Dodge and Burn (2021-23) is a half-hour video that documents Tan’s repeated attempts and ultimate failure to capture the 4th of July fireworks over Los Angeles from the window of a commercial airplane. Every flight path to the main airport in LA tracks directly over neighborhoods historically home to communities of color. In the 1960s, the LA police developed strategies to militarize its force and it was in these areas that the first SWAT team was deployed. Upon seeing the sky alight with fireworks from inside a plane one July by accident, Tan was struck by how closely the scene resembled an image of war and how appropriate that association was to the history of this place.
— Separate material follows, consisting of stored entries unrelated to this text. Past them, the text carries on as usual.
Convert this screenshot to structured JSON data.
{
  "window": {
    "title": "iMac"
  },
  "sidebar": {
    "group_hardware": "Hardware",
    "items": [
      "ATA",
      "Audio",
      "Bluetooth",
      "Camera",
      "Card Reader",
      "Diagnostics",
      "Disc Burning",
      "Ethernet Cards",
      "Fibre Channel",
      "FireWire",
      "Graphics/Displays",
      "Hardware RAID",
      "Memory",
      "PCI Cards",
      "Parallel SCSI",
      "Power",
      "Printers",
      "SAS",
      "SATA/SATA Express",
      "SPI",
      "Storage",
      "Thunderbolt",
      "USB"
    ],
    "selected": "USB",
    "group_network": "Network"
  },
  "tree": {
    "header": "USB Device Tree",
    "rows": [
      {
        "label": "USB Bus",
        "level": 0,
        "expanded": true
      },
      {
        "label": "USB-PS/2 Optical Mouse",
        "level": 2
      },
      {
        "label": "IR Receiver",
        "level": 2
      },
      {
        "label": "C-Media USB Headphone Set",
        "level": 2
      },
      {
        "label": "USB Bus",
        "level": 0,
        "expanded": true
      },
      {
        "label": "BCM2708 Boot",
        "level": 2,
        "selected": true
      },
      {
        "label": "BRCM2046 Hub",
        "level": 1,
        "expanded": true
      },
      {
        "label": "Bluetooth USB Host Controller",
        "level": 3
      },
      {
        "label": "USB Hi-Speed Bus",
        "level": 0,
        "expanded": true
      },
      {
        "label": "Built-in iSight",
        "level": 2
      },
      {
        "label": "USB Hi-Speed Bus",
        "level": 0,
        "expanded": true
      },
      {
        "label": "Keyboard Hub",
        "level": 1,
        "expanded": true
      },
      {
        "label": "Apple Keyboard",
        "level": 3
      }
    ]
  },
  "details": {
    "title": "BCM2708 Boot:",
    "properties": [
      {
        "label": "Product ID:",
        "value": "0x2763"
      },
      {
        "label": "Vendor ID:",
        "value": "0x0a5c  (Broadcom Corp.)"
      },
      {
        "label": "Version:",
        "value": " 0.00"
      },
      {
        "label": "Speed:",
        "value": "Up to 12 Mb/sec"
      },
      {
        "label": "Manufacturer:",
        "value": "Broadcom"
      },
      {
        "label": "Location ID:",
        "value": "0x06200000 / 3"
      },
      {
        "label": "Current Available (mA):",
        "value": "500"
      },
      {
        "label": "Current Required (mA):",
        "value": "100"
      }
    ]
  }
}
As the premise for the work appears to fall apart, its focus expands. It stops being a film about the image of war and becomes a film about the general impossibility of representation. The immense pressure the artist feels to produce images becomes a kind of violence. The effect of this violence is described, on an individual level, as burn out, when a person stops being able to make sense or concentrate and is forced to simply stop, stand still, and allow time to pass unproductively. Dodge and Burn reaches beyond the implications of this condition for the individual to suggest that over-saturation to the point of immobility and cognitive disfunction pertains to the very nature of image-making today.
I want to mark the larger stakes here clearly: Tan opens the viewer to the wake of language that is coming apart. She is not making post-rational or post-truth artwork, nor is she interested in non-sense. This exhibition is not about apathy, in other words, it is about what can be perceived if the condition we all live in, that of disintegrated language worlds, is met directly.

Text by Natasha Marie Llorens, curator, writer and Professor of Art Theory at the Royal Institute of Art/ Kungl. Konsthögkolan in Stockholm.